Stewart may find the road to team ownership will be a rocky one
SI.com's Mark Beech offers the most intriguing news, notes and analysis fans need to know heading into each week's race.
Now that Tony Stewart has made his decision, now that he's set to begin the next phase of his career as an owner/driver, it seems a fitting time to consider what he's up against. As befits a man who relishes a challenge, Stewart has not made it easy on himself for a variety of reasons, and it will be interesting to see how one of NASCAR's most notorious grumps adapts to so much responsibility.
The first person I thought of when I heard the news yesterday was Ray Evernham. Here was a man, who as a crew chief, enjoyed a reputation nearly as stellar as the one Stewart has as a driver. But when Evernham broke off on his own in 1999 to form his own team, Evernham Motorsports, he found out that his success as a crew chief didn't guarantee success as an owner. While his shop has enjoyed some good times, it has also seen its fair share of struggles. And when Evernham Motorsports joined forces last year with Canadian businessman George Gillett Jr., Evernham decided to take on a role to which he is better suited. This season, instead of wearing a suit and hitting the road to drum up sponsorship money, he has taken to hanging around the shop figuring out the best ways to make his cars go fast. The results are showing on the track.
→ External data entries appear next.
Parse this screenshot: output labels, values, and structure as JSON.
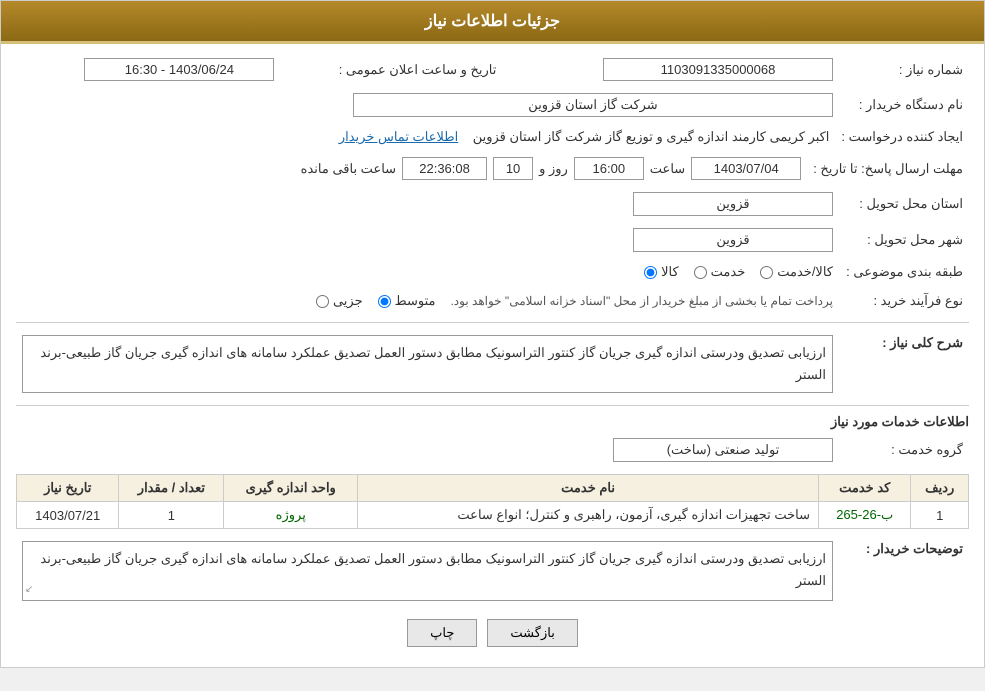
{
  "header": {
    "title": "جزئیات اطلاعات نیاز"
  },
  "fields": {
    "shomara_niaz_label": "شماره نیاز :",
    "shomara_niaz_value": "1103091335000068",
    "nam_dastgah_label": "نام دستگاه خریدار :",
    "nam_dastgah_value": "شرکت گاز استان قزوین",
    "ijad_konande_label": "ایجاد کننده درخواست :",
    "ijad_konande_value": "اکبر کریمی کارمند اندازه گیری و توزیع گاز شرکت گاز استان قزوین",
    "contact_link": "اطلاعات تماس خریدار",
    "mohlat_label": "مهلت ارسال پاسخ: تا تاریخ :",
    "mohlat_date": "1403/07/04",
    "mohlat_time": "16:00",
    "mohlat_days": "10",
    "mohlat_remaining": "22:36:08",
    "mohlat_days_label": "روز و",
    "mohlat_remaining_label": "ساعت باقی مانده",
    "ostan_tahvil_label": "استان محل تحویل :",
    "ostan_tahvil_value": "قزوین",
    "shahr_tahvil_label": "شهر محل تحویل :",
    "shahr_tahvil_value": "قزوین",
    "tabaqe_label": "طبقه بندی موضوعی :",
    "radio_kala": "کالا",
    "radio_khedmat": "خدمت",
    "radio_kala_khedmat": "کالا/خدمت",
    "radio_kala_selected": true,
    "noע_farayand_label": "نوع فرآیند خرید :",
    "radio_jozii": "جزیی",
    "radio_motavasset": "متوسط",
    "radio_jozii_selected": false,
    "radio_motavasset_selected": true,
    "note_payment": "پرداخت تمام یا بخشی از مبلغ خریدار از محل \"اسناد خزانه اسلامی\" خواهد بود.",
    "tarikh_aalan_label": "تاریخ و ساعت اعلان عمومی :",
    "tarikh_aalan_value": "1403/06/24 - 16:30"
  },
  "sharh": {
    "title": "شرح کلی نیاز :",
    "text": "ارزیابی تصدیق ودرستی اندازه گیری جریان گاز کنتور التراسونیک مطابق دستور العمل تصدیق عملکرد سامانه های اندازه گیری جریان گاز طبیعی-برند الستر"
  },
  "services_info": {
    "title": "اطلاعات خدمات مورد نیاز",
    "grooh_label": "گروه خدمت :",
    "grooh_value": "تولید صنعتی (ساخت)",
    "table_headers": [
      "ردیف",
      "کد خدمت",
      "نام خدمت",
      "واحد اندازه گیری",
      "تعداد / مقدار",
      "تاریخ نیاز"
    ],
    "table_rows": [
      {
        "radif": "1",
        "kod_khedmat": "ب-26-265",
        "nam_khedmat": "ساخت تجهیزات اندازه گیری، آزمون، راهبری و کنترل؛ انواع ساعت",
        "vahed": "پروژه",
        "tedad": "1",
        "tarikh": "1403/07/21"
      }
    ]
  },
  "tawzih": {
    "title": "توضیحات خریدار :",
    "text": "ارزیابی تصدیق ودرستی اندازه گیری جریان گاز کنتور التراسونیک مطابق دستور العمل تصدیق عملکرد سامانه های اندازه گیری جریان گاز طبیعی-برند الستر"
  },
  "buttons": {
    "print_label": "چاپ",
    "back_label": "بازگشت"
  }
}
So it only took Evernham nine years, but how long, if it ever happens, will it take Stewart? Driving a car and running a race team are two different things, and though it has been done successfully in the past by some of NASCAR's greatest drivers (Junior Johnson and Lee Petty come to mind), this is a new era. Look no further than Chip Ganassi Racing, where poor performance and lack of sponsorship forced the closure of Dario Franchitti's team, for an example of what owners are up against these days.
Of course, I can't imagine Stewart having any trouble attracting sponsors, and his enthusiasm for the business side of racing has been thoroughly demonstrated by how hands-on he is as the owner of Eldora Speedway, a small dirt track in rural Ohio. Can he pull this off? He certainly seems as capable as any driver on the circuit.
But I think only one thing is certain. Stewart is going to be a fixture in the Cup Series -- in one capacity or another -- for a very long time. That can only be good for racing.
How to Drive
Elliott Sadler talks about racing at the Joliet, Ill., track: "Chicagoland may resemble places like Kansas and Vegas, but it's different. Each one of those tracks is unique in their way. At Chicago you've got to watch yourself coming off of Turn 4. It gets pretty narrow there and it's real easy to run out of room if you're two, sometimes three, wide."
2: Career DNFs at Chicagoland -- In four starts -- for driver Kasey Kahne, who has never finished higher than 23rd at the track.
5: Top-10 finishes at Chicagoland -- in six career starts -- for driver Jimmie Johnson.
82: Laps led by Johnson last year at Chicagoland, when a crash prevented him from finishing the race and he finished 37th.
10: Laps led at Chicagoland by Kahne in four starts.
July 14, 2002: One year after winning the inaugural Tropicana 400, the first ever Cup event at Chicagoland, Kevin Harvick wins the race again. It is the second-year driver's only victory of the season, and he goes on to finish 21st in the points standings.